Para generar esos experimentos en nuestro sector, la creación de “espacios de experimentación”, donde todas estas pruebas puedan ser llevadas a cabo de una manera segura para el propio negocio, es decir que no afecten a su imagen o a su marca y que nos permita experimentar con nuevos canales de venta, con nuevas estrategias de comunicación o incluso con herramientas tecnológicas que se nos presenten, pueden ser de vital importancia. Estos “espacios” pueden tener diferentes formas, que pueden ir desde segundas marcas con las que experimentemos nuevos platos o soluciones, hasta en el caso de cadenas o empresas de mayor tamaño el realizar eventos o asistir a festivales gastronómicos en los que tomar el “pulso” del cliente mediante novedades que luego decidiremos si pasan a nuestra faceta más seria en forma de restaurante, y sin olvidar esas estrategias consistentes en generar esos momentos de creatividad con nuestro equipo y a raíz definamos como probar con el cliente.

Lo que sí es indispensable es que las personas y en definitiva los equipos de trabajo estén totalmente informados de manera transparente, que sean involucrados en todos los procesos de innovación de una manera ordenada, pero sobre todo que consigamos personas y equipos que trabajen bajo la seguridad de que los experimentos a realizar van a ser apoyados por la empresa. Sólo así conseguiremos una verdadera libertad para buscar esas vías de la innovación que nos permitan viajar por diferentes corrientes que la competencia y destacar a los ojos del cliente. Pero sobre todo la necesidad detectada para no seguir la corriente “por que sí”, es la de aplicar una gestión en nuestros negocios gastronómicos que nos permita ver cuando surgen estas tendencias, a qué área de la empresa pertenece tal novedad, y analizar bien los factores de este supuesto éxito desde una perspectiva analítica que nos permita abrirnos mucho más allá de la corriente marcada.

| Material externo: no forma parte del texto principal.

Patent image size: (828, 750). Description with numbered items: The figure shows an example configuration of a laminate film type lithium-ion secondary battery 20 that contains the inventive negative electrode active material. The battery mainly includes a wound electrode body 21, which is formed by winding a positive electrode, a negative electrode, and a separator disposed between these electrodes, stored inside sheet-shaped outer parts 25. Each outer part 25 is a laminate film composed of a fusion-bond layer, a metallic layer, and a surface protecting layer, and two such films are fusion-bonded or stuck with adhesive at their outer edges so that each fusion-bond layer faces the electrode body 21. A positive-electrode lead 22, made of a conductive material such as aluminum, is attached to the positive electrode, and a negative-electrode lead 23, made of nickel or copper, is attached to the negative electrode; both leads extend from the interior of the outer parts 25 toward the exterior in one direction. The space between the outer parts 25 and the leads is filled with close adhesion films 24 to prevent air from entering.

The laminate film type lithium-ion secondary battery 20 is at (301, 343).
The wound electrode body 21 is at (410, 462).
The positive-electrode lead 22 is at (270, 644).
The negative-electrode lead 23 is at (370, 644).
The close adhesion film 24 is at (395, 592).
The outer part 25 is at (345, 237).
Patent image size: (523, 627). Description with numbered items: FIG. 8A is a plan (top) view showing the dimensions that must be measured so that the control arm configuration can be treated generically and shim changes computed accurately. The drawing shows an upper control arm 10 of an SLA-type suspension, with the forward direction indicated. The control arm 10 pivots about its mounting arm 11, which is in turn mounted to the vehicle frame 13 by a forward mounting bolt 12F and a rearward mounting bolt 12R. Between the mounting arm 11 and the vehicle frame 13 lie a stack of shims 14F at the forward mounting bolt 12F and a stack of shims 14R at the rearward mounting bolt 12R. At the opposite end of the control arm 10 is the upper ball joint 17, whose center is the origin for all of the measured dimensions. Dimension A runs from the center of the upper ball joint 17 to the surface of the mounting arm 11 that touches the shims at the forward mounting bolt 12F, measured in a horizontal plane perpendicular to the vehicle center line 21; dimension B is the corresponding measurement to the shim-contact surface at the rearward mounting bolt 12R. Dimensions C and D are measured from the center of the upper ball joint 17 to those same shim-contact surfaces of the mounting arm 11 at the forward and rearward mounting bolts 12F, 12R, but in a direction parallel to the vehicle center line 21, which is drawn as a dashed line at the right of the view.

Y no quería concluir sin hacer especial hincapié en la necesidad de saber combinar innovación y tradición con una total maestría; pensemos que estamos en un sector donde lo humano, la cercanía y en definitiva la tradición que van de la mano de nuestras marcas, nunca se va a perder, por tanto el éxito siempre estará más cerca de saber combinar estos dos factores que de dejar todo en manos de disruptivas propuestas en solitario.


En resumen, cuando te propongan una solución - ya sea el mercado o tu mejor amigo -, reflexiona, analiza el problema que soluciona, encaja esto dentro de un área de la empresa y a partir de ahí, toma tus decisiones...¡pero no cierres los ojos y te dejes llevar!